Yea, that's the dvd I found, then he has a book out now too. I did what you
said, and it actually doensn't look too bad, I haven't plotted it yet
though, that's next on the list! Thanks for your help.
"Matt Stachoni" wrote in message
news:5125754@discussion.autodesk.com...
On Wed, 29 Mar 2006 17:47:11 +0000, Brent Daley
wrote:
>I'm interested in the technique used to do illustrating, and rendering on
>2d
>views of lets say...a plat. I would like to be able to do something like
>the
>architects do on presentations, but do it with photoshop. I assume you use
>a
>.pdf of the plot file to do the rendering on?
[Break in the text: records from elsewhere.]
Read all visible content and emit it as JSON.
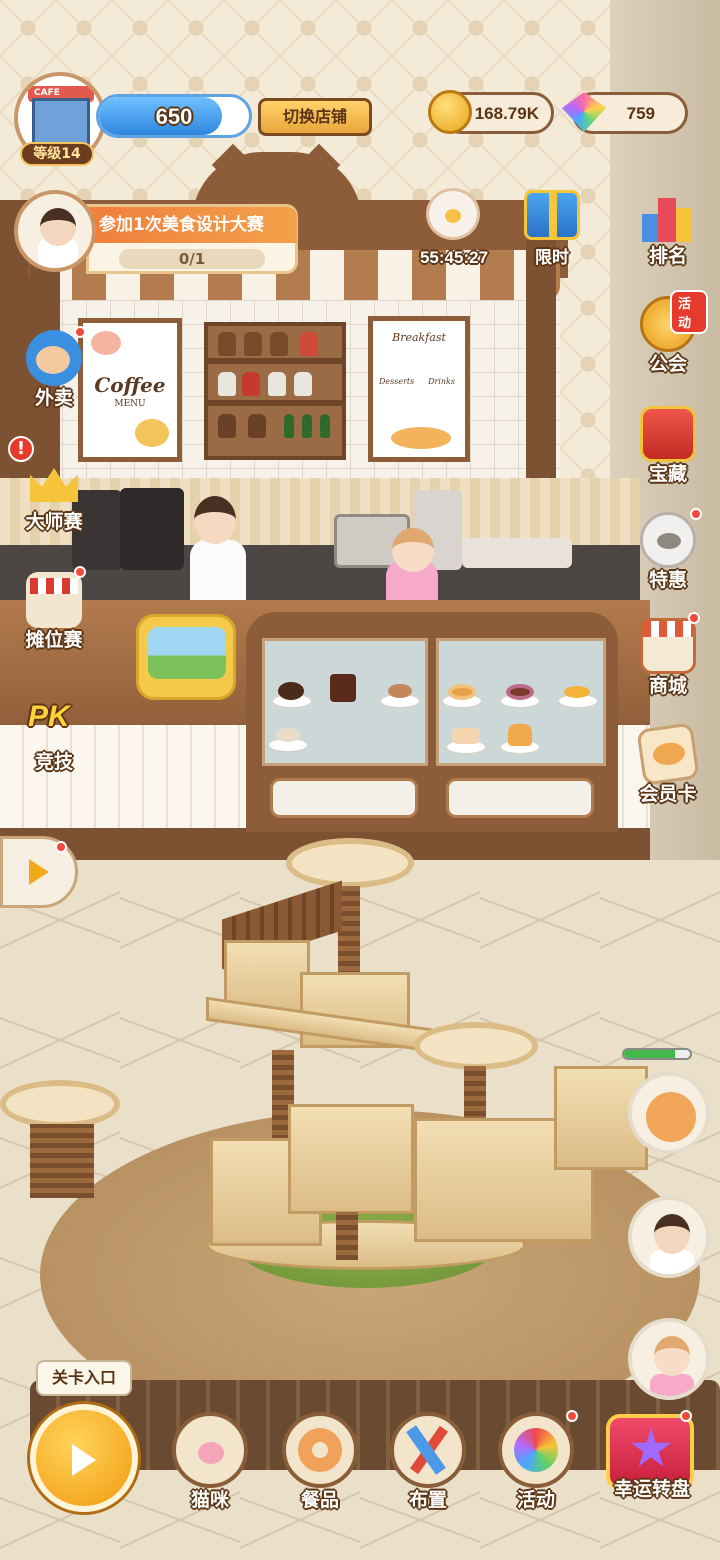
{
  "player": {
    "level_label": "等级14",
    "store_sign": "CAFE",
    "exp_value": "650",
    "exp_fraction": 0.82,
    "switch_store_label": "切换店铺"
  },
  "resources": {
    "coins": "168.79K",
    "gems": "759"
  },
  "quest": {
    "title": "参加1次美食设计大赛",
    "progress": "0/1"
  },
  "top_events": [
    {
      "id": "countdown",
      "label": "55:45:27",
      "icon": "lucky-cat-icon"
    },
    {
      "id": "limited",
      "label": "限时",
      "icon": "gift-box-icon"
    }
  ],
  "left_menu": [
    {
      "id": "delivery",
      "label": "外卖",
      "icon": "delivery-courier-icon"
    },
    {
      "id": "master",
      "label": "大师赛",
      "icon": "crown-icon"
    },
    {
      "id": "stall",
      "label": "摊位赛",
      "icon": "market-stall-icon"
    },
    {
      "id": "pk",
      "label": "竞技",
      "icon": "pk-badge-icon",
      "badge": "PK"
    }
  ],
  "right_menu": [
    {
      "id": "ranking",
      "label": "排名",
      "icon": "podium-icon"
    },
    {
      "id": "guild",
      "label": "公会",
      "icon": "guild-paw-icon",
      "tag": "活动"
    },
    {
      "id": "treasure",
      "label": "宝藏",
      "icon": "treasure-gift-icon"
    },
    {
      "id": "special",
      "label": "特惠",
      "icon": "cat-face-icon"
    },
    {
      "id": "shop",
      "label": "商城",
      "icon": "shop-icon"
    },
    {
      "id": "vip",
      "label": "会员卡",
      "icon": "vip-cat-card-icon"
    }
  ],
  "alert_mark": "!",
  "hp_fraction": 0.78,
  "posters": {
    "coffee_menu_title": "Coffee",
    "coffee_menu_sub": "MENU",
    "breakfast_title": "Breakfast",
    "desserts": "Desserts",
    "drinks": "Drinks"
  },
  "bottom_bar": {
    "stage_entry_tooltip": "关卡入口",
    "buttons": [
      {
        "id": "cats",
        "label": "猫咪",
        "icon": "cat-paw-icon"
      },
      {
        "id": "dishes",
        "label": "餐品",
        "icon": "donut-icon"
      },
      {
        "id": "layout",
        "label": "布置",
        "icon": "pencil-ruler-icon"
      },
      {
        "id": "events",
        "label": "活动",
        "icon": "pinwheel-icon"
      }
    ],
    "lucky_wheel_label": "幸运转盘"
  },
  "colors": {
    "accent_orange": "#f07f3c",
    "exp_blue": "#2f86de",
    "wood_brown": "#8d5c38",
    "notification_red": "#f04a3a"
  }
}
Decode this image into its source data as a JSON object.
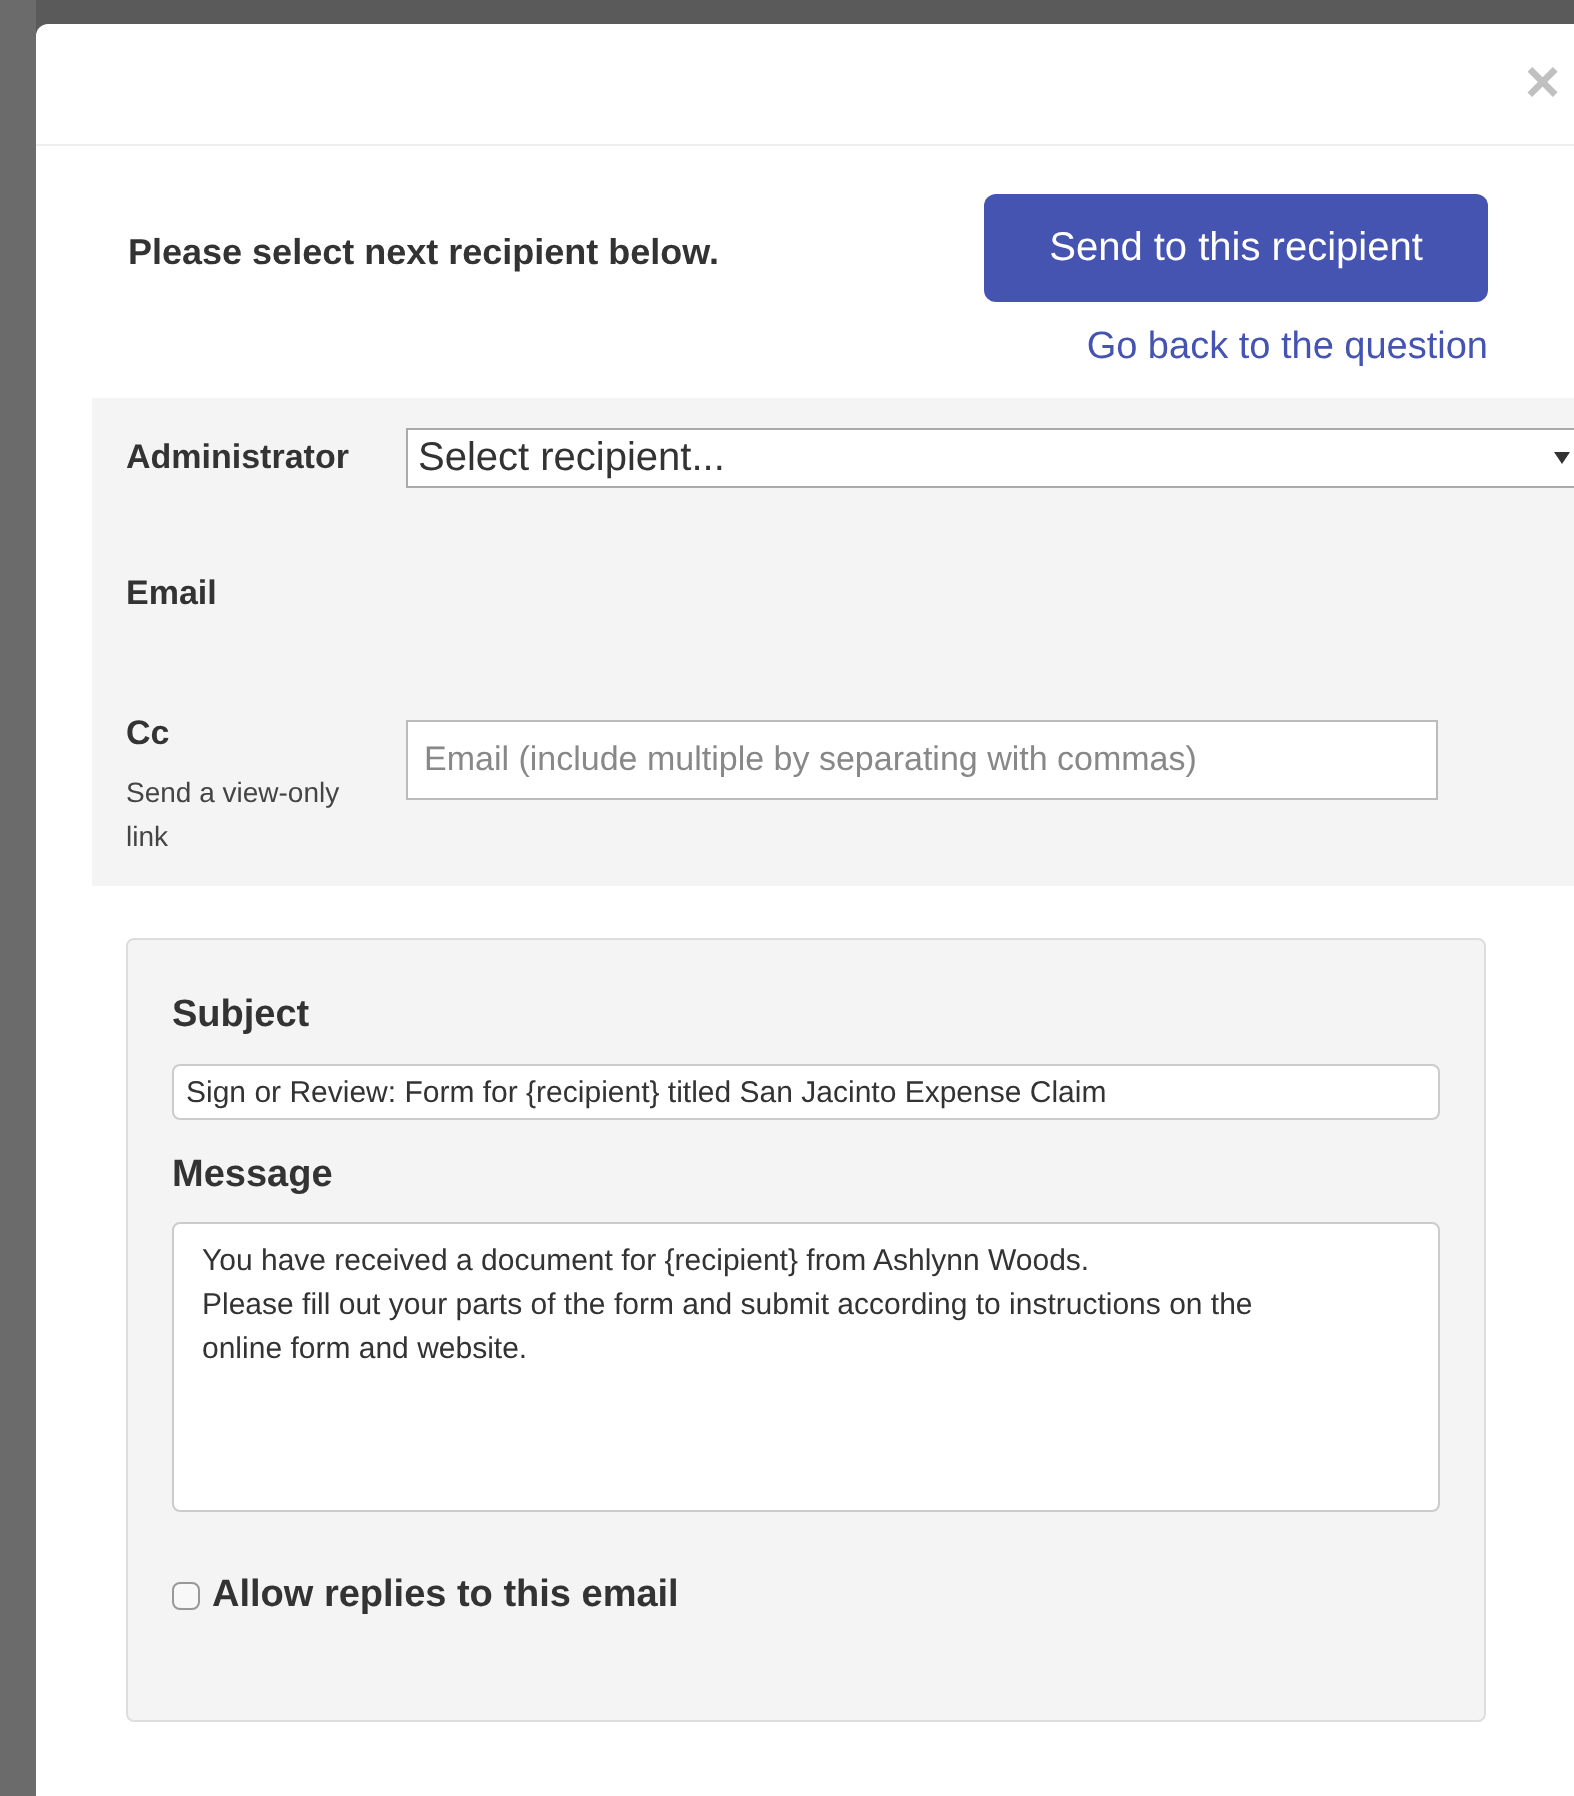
{
  "dialog": {
    "close_icon": "×",
    "prompt": "Please select next recipient below.",
    "send_button": "Send to this recipient",
    "back_link": "Go back to the question"
  },
  "recipient": {
    "role_label": "Administrator",
    "select_value": "Select recipient...",
    "email_label": "Email",
    "cc_label": "Cc",
    "cc_hint": "Send a view-only link",
    "cc_placeholder": "Email (include multiple by separating with commas)"
  },
  "message": {
    "subject_label": "Subject",
    "subject_value": "Sign or Review: Form for {recipient} titled San Jacinto Expense Claim",
    "message_label": "Message",
    "message_value": "You have received a document for {recipient} from Ashlynn Woods.\nPlease fill out your parts of the form and submit according to instructions on the online form and website.",
    "allow_replies": {
      "label": "Allow replies to this email",
      "checked": false
    }
  }
}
I found a dvd, and a book on
>amazon, but was wondering if anyone had any tips themselves, or if anyone
>knew of any good websites with some tutorials on doing it.
Is this the one you checked out?
http://www.cgarchitect.com/news/newsfeed.asp?nid=3122
Basically, yes, I plot to PDF from AutoCAD, bring the linework into
Photoshop,
and go to town. All coloring is done on multiple layers under the linework.
There are two ways to go here - you can keep the linework as shown on the
drawing, and color it up. However, I think it's much more effective to color
the
illustration with the linework not there; it's much more like a painting
without
the hard, chiseled linework.
If you have it, you can squiggle the linework and color that up for a more
hand
done look. Or *shudder* you can actually trace the plot, scan it and color
that.
In any event the basic coloring isn't hard - it how you play with light and
shadow that makes it sell, and that's a great skill to have in Photoshop.